February 5, 2021
Evaluating a COBRA Subsidy Now
Back in the early months of the COVID-19 lockdown orders, there was well-founded concern about the insurance status of the 22 million workers who lost jobs between mid-March and mid-April. At the time, the idea of subsidizing COBRA premiums was floated as a way of keeping these workers from losing their health insurance coverage on top of losing their jobs. Now the idea is once again gaining traction, having been proposed by President Biden as part of his $1.9 trillion “American Recovery Plan.” The idea might have had merit originally, but circumstances have changed, so it’s worth considering when COBRA subsidies might or might not make sense.
COBRA is a transitional insurance program that allows employees to continue with their existing employer-sponsored insurance (ESI) plan after job loss for between 18 and 36 months in most cases. The catch is that the former employee must pay both the employee and employer shares of the premium. As a result, COBRA provides continuity, but it also can be prohibitively expensive.
Back in April 2020, I argued in the Weekly Checkup that a COBRA subsidy might be a good idea. It seemed to me that amid staggering job loss and a rapidly expanding public health crisis, keeping people in their existing insurance and provider networks made a lot of sense, and a COBRA subsidy would have helped to accomplish that goal. As it turns out, the vast majority of those who lost their insurance as a result of pandemic-related job loss ended up having access to other ESI coverage through family members, or to subsidized coverage through Medicaid and the Affordable Care Act (ACA). But even still, it seemed less than ideal to have recently unemployed individuals struggling to navigate new provider networks amid a pandemic. Additionally, much of the job loss was anticipated to be temporary. Switching insurance coverage only to switch back a few months later seemed burdensome and unnecessary. A temporary subsidy that would have made it affordable for people to stay in their existing ESI plan through the end of 2020 seemed sensible. Speaker Pelosi did include a subsidy of COBRA premiums retroactive to March 1, 2020, through January 31, 2021, as part of the Health and Economic Recovery Omnibus Emergency Solutions (HEROES) Act in May, but that legislation was never enacted.
Now President Biden is calling for a COBRA subsidy, but the ground has shifted and the policy makes less sense than it did last year. For one thing, unemployment has shrunk since the initial layoffs. Certainly, people are still losing jobs because of the pandemic, but at nowhere near the levels seen earlier, so the risk of a large group of people losing ESI is much less than it was last year. Also, people who are still unemployed at this point are unlikely to be going back to their old jobs. It makes sense for those individuals to transition to another form of coverage. Further, if their COBRA premiums were a significant financial burden, they could have accessed subsidized ACA coverage in the aftermath of their job loss, or during the end of year open enrollment period that just closed in December—a normal time to transition from one insurance plan to another. If they’re still paying COBRA premiums and are only now finding it to be untenable, the Biden Administration is offering another open enrollment period starting later this month.
But if the Democrats want to enact a COBRA subsidy, how large should it be? While House Democrats previously proposed a 100 percent subsidy, in 2009 the federal government provided a temporary COBRA subsidy of 65 percent, and for his part Biden has not specified a percentage. It seems to me that subsidies for COBRA should not exceed what an individual or family would receive if they purchased coverage through the ACA marketplace. Competing federal subsidies of various amounts are inefficient and unfair.

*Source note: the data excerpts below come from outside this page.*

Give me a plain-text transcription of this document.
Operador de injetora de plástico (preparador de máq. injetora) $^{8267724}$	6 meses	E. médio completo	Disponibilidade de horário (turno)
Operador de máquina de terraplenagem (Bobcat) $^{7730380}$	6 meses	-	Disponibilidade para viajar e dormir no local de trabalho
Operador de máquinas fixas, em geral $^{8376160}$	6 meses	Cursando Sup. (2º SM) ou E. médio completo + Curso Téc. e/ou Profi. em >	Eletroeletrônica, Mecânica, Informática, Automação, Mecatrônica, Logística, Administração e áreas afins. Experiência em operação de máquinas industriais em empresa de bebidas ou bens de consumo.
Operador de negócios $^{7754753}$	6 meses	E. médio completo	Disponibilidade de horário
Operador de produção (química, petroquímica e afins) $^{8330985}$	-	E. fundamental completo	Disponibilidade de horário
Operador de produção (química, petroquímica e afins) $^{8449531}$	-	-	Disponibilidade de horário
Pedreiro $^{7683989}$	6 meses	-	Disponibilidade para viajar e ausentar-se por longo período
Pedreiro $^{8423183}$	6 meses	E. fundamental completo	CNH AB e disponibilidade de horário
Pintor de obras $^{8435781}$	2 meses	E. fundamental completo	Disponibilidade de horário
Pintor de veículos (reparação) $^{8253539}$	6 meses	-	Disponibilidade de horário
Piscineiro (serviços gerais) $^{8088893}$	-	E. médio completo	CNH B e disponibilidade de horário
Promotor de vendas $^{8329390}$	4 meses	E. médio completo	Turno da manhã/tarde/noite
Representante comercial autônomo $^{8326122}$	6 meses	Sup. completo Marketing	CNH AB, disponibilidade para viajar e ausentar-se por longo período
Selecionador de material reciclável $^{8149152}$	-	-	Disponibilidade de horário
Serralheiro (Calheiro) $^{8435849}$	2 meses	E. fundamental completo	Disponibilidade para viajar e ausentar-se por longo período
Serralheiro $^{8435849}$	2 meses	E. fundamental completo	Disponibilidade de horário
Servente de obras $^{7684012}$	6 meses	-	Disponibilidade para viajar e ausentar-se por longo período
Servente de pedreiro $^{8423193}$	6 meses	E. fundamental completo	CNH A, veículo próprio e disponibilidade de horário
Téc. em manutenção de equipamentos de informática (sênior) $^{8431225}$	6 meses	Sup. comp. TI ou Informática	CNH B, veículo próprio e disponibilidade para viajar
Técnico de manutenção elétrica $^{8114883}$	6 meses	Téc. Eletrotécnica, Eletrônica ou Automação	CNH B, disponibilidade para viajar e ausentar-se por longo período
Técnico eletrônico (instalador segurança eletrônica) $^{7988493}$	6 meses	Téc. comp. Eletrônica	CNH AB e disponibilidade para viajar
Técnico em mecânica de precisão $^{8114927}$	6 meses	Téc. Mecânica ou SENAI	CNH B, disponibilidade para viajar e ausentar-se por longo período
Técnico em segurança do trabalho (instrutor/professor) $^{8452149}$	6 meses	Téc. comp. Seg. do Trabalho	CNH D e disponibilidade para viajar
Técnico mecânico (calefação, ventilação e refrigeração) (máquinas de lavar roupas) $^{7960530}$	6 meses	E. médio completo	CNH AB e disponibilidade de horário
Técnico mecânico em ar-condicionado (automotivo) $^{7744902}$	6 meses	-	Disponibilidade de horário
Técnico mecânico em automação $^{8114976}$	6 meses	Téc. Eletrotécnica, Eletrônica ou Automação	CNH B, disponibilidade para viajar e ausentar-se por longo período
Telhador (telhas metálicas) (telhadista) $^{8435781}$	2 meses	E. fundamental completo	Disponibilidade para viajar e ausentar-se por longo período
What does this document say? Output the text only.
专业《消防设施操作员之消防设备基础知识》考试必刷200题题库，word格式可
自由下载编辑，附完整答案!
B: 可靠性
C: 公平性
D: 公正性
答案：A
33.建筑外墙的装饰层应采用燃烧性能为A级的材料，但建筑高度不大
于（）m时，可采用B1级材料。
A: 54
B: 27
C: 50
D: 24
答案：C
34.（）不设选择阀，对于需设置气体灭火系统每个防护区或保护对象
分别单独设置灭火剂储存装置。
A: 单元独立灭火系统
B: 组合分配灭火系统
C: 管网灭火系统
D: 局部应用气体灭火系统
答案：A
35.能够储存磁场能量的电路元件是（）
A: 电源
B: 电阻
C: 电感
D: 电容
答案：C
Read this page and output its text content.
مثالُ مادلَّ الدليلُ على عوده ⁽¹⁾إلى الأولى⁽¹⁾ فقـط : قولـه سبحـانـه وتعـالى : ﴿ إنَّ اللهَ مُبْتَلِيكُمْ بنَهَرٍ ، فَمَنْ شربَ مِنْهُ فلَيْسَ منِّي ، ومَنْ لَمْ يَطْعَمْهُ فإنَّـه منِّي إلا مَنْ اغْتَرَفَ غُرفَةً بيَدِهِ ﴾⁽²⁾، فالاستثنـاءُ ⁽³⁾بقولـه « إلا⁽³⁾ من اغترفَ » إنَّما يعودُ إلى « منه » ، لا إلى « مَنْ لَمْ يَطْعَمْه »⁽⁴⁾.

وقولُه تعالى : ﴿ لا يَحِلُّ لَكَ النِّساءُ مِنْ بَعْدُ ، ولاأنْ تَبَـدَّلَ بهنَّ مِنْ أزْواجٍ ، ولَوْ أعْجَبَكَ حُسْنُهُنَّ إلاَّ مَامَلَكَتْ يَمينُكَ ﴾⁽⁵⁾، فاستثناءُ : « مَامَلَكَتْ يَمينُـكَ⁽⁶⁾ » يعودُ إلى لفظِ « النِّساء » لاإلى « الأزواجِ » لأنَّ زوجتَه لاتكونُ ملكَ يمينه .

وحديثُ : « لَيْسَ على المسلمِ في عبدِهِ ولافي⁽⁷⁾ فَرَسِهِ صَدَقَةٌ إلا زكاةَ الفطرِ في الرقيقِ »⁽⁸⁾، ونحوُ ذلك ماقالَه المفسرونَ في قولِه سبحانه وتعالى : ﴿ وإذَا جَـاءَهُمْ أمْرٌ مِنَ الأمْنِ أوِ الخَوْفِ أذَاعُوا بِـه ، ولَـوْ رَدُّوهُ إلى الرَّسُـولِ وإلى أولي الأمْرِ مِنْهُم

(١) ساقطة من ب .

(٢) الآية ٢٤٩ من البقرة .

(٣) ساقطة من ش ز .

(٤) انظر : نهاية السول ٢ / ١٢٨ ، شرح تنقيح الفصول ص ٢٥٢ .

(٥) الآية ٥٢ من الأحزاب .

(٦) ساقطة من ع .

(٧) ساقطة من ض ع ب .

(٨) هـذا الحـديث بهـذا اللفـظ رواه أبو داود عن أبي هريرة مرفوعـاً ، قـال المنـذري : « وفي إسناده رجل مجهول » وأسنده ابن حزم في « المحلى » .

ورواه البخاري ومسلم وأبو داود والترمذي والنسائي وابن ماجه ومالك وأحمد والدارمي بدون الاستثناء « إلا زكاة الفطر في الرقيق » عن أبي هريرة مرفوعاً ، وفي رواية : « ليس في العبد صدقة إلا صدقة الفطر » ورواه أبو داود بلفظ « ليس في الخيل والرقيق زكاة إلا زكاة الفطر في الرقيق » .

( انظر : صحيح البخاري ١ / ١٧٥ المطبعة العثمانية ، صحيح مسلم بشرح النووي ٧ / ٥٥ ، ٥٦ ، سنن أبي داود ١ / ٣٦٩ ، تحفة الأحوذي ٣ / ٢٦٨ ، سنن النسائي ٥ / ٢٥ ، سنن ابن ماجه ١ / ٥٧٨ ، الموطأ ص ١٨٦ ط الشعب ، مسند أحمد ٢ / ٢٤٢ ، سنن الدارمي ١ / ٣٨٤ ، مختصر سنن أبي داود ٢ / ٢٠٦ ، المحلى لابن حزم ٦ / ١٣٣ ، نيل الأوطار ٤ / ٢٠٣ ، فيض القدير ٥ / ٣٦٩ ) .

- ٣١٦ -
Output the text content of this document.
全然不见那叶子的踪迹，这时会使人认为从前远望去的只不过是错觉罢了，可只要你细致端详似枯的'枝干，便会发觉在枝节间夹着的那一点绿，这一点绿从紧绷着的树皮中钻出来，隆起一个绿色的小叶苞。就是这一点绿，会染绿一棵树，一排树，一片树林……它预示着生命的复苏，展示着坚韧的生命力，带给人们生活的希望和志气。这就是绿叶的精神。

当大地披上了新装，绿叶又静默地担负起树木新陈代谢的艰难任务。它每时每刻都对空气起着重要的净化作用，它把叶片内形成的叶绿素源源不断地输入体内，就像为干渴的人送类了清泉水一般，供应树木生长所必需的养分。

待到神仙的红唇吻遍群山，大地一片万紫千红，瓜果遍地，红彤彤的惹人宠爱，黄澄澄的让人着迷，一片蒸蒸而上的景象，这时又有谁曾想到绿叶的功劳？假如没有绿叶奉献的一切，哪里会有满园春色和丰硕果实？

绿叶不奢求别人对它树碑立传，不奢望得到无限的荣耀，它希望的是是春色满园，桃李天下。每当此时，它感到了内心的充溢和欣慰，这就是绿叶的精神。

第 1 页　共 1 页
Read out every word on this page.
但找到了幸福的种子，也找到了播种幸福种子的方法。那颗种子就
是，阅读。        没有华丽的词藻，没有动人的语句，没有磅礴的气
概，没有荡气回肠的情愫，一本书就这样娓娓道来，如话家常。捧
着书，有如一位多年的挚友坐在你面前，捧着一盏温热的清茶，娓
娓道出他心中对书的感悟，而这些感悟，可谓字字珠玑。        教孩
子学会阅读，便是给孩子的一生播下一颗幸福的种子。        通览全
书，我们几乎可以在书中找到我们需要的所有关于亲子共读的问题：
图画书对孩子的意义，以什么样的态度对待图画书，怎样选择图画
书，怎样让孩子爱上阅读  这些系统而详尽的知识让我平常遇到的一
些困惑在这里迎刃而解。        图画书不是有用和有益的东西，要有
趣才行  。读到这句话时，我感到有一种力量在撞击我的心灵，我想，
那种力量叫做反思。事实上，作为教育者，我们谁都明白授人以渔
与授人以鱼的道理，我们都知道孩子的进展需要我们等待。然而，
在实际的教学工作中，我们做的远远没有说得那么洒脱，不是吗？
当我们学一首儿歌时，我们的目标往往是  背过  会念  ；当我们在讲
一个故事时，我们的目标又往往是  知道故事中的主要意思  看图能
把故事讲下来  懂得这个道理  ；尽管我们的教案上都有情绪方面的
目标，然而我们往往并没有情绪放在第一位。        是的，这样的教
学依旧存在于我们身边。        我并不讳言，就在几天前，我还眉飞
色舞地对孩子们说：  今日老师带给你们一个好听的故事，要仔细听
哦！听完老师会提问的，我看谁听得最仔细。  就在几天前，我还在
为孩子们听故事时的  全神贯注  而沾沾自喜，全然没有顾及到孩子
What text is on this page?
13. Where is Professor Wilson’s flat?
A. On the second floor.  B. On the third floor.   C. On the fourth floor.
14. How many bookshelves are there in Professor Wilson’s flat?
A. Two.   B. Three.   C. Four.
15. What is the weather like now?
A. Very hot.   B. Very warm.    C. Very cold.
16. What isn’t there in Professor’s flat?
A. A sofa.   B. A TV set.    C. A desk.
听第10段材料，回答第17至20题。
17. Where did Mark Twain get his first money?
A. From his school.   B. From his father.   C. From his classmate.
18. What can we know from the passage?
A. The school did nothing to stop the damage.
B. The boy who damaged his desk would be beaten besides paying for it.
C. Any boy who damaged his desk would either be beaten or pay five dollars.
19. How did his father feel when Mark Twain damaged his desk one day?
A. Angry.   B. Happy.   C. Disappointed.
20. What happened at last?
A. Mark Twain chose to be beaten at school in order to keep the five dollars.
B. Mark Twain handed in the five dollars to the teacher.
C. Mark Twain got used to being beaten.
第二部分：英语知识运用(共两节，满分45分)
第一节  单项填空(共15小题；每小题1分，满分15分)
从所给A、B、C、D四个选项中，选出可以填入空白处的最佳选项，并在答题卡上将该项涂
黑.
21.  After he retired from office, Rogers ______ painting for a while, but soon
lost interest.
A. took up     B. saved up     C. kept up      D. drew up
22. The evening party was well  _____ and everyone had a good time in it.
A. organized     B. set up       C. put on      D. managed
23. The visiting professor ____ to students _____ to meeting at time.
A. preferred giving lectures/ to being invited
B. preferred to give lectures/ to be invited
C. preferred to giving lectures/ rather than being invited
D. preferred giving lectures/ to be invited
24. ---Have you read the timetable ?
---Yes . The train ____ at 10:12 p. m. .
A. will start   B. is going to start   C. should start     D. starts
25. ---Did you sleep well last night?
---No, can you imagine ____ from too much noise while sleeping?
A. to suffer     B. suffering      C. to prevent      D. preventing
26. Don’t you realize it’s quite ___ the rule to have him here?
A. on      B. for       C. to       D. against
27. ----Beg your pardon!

Ultimately, it’s just not clear that the same need for a COBRA subsidy exists now that might have existed last year. Instead, this feels like a residual policy idea, still hanging on from last year because no one has stopped to reevaluate it.
Chart Review: COVID-19 Vaccine Distribution by Race
Alexis Williams, Human Welfare Policy Intern
Many have noted the disparate impact the coronavirus pandemic has had on communities of color, and early data suggest there may also be unequal distribution of the vaccine among some minority populations. As shown in the chart, two minority groups, Hispanic/Latino and Non-Hispanic Blacks, are proportionately underrepresented in the vaccine distribution, while Non-Hispanic Asians and American Indians and Alaska Natives (AI/AN) have received the vaccine at rates in line with or higher than their proportion of the population. This discrepancy between the groups is likely in part because Asian-Americans make up a relatively high number of hospital workers, who were the first to receive the vaccine. That said, 16 percent of health care workers are Non-Hispanic Blacks, a rate higher than their proportion of the population and their share of COVID-19 deaths. Moreover, Black women make up a high percentage of staff in long-term care facilities (26 percent) and therefore should have been among the first to receive the vaccine, but only 5.4 percent of vaccine recipients to date are Non-Hispanic Blacks. Surveys suggest that Black Americans are skeptical about the safety and efficacy of the vaccine, which could lead them to decline it. Nevertheless, some of these discrepancies are likely accounted for in the second-highest category, “Multiple/Other.” These data do not account for vaccinations given after the first month and only include racial data for 52 percent of individuals vaccinated.